Redacção – Declaração de Amor à Língua Portuguesa
Vou chumbar a Língua Portuguesa, quase toda a turma vai chumbar, mas a gente está tão farta que já nem se importa. As aulas de português são um massacre. A professora? Coitada, até é simpática, o que a mandam ensinar é que não se aguenta. Por exemplo, isto: No ano passado, quando se dizia “ele está em casa”, ”em casa” era o complemento circunstancial de lugar. Agora é o predicativo do sujeito.”O Quim está na retrete”: “na retrete” é o predicativo do sujeito, tal e qual como se disséssemos “ela é bonita”. Bonita é uma característica dela, mas “na retrete” é característica dele? Meu Deus, a setôra também acha que não, mas passou a predicativo do sujeito, e agora o Quim que se dane, com a retrete colada ao rabo.
No ano passado havia complementos circunstanciais de tempo, modo, lugar etc., conforme se precisava. Mas agora desapareceram e só há o desgraçado de um “complemento oblíquo”. Julgávamos que era o simplex a funcionar: Pronto, é tudo “complemento oblíquo”, já está. Simples, não é? Mas qual, não há simplex nenhum, o que há é um complicómetro a complicar tudo de uma ponta a outra: há por exemplo verbos transitivos directos e indirectos, ou directos e indirectos ao mesmo tempo, há verbos de estado e verbos de evento, e os verbos de evento podem ser instantâneos ou prolongados; almoçar por exemplo é um verbo de evento prolongado (um bom almoço deve ter aperitivos, vários pratos e muitas sobremesas). E há verbos epistémicos, perceptivos, psicológicos e outros, há o tema e o rema, e deve haver coerência e relevância do tema com o rema; há o determinante e o modificador, o determinante possessivo pode ocorrer no modificador apositivo e as locuções coordenativas podem ocorrer em locuções contínuas correlativas. Estão a ver? E isto é só o princípio. Se eu disser: Algumas árvores secaram, ”algumas” é um quantificativo existencial, e a progressão temática de um texto pode ocorrer pela conversão do rema em tema do enunciado seguinte e assim sucessivamente.
No ano passado se disséssemos “O Zé não foi ao Porto”, era uma frase declarativa negativa. Agora a predicação apresenta um elemento de polaridade, e o enunciado é de polaridade negativa.

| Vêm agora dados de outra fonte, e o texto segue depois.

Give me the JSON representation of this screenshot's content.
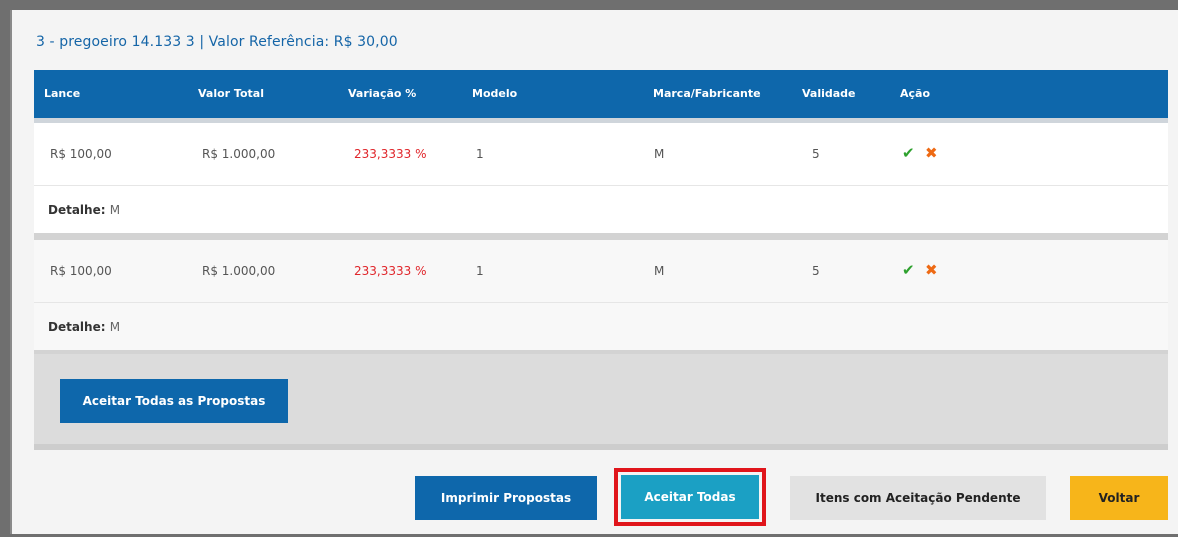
{
  "title": "3 - pregoeiro 14.133 3 | Valor Referência: R$ 30,00",
  "columns": [
    "Lance",
    "Valor Total",
    "Variação %",
    "Modelo",
    "Marca/Fabricante",
    "Validade",
    "Ação"
  ],
  "rows": [
    {
      "lance": "R$ 100,00",
      "valor_total": "R$ 1.000,00",
      "variacao": "233,3333 %",
      "modelo": "1",
      "marca": "M",
      "validade": "5",
      "detalhe_label": "Detalhe:",
      "detalhe_value": "M"
    },
    {
      "lance": "R$ 100,00",
      "valor_total": "R$ 1.000,00",
      "variacao": "233,3333 %",
      "modelo": "1",
      "marca": "M",
      "validade": "5",
      "detalhe_label": "Detalhe:",
      "detalhe_value": "M"
    }
  ],
  "icons": {
    "accept": "check-icon",
    "reject": "close-icon",
    "accept_glyph": "✔",
    "reject_glyph": "✖"
  },
  "buttons": {
    "aceitar_todas_propostas": "Aceitar Todas as Propostas",
    "imprimir": "Imprimir Propostas",
    "aceitar_todas": "Aceitar Todas",
    "pendentes": "Itens com Aceitação Pendente",
    "voltar": "Voltar"
  },
  "colors": {
    "primary": "#0e67ab",
    "teal": "#1ba0c4",
    "warning": "#f7b51a",
    "highlight": "#e0151b",
    "variation": "#e0262b",
    "accept": "#2ea12e",
    "reject": "#ee6a14"
  }
}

No ano passado, se disséssemos “A rapariga entrou em casa. Abriu a janela”, o sujeito de “abriu a janela” era ela, subentendido. Agora o sujeito é nulo. Porquê, se sabemos que continua a ser ela? Que aconteceu à pobre da rapariga? Evaporou-se no espaço?
A professora também anda aflita. Pelo visto, no ano passado ensinou coisas erradas, mas não foi culpa dela se agora mudaram tudo, embora a autora da gramática deste ano seja a mesma que fez a gramática do ano passado. Mas quem faz as gramáticas pode dizer ou desdizer o que quiser, quem chumba nos exames somos nós. É uma chatice. Ainda só estou no sétimo ano, sou bom aluno em tudo excepto em português, que odeio, vou ser cientista e astronauta, e tenho de gramar até ao 12º estas coisas que me recuso a aprender, porque as acho demasiado parvas. Por exemplo, o que acham de adjectivalização deverbal e deadjectival, pronomes com valor anafórico, catafórico ou deítico, classes e subclasses do modificador, signo linguístico, hiperonímia, hiponímia, holonímia, meronímia, modalidade epistémica, apreciativa e deôntica, discurso e interdiscurso, texto, cotexto, intertexto, hipotexto, metatatexto, prototexto, macroestruturas e microestruturas textuais, implicação e implicaturas conversacionais? Pois vou ter de decorar um dicionário inteirinho de palavrões assim. Palavrões por palavrões, eu sei dos bons, dos que ajudam a cuspir a raiva. Mas estes palavrões só são para esquecer, dão um trabalhão e depois não servem para nada, é sempre a mesma tralha, para não dizer outra palavra (a começar por t, com 6 letras e a acabar em “ampa”, isso mesmo, claro.)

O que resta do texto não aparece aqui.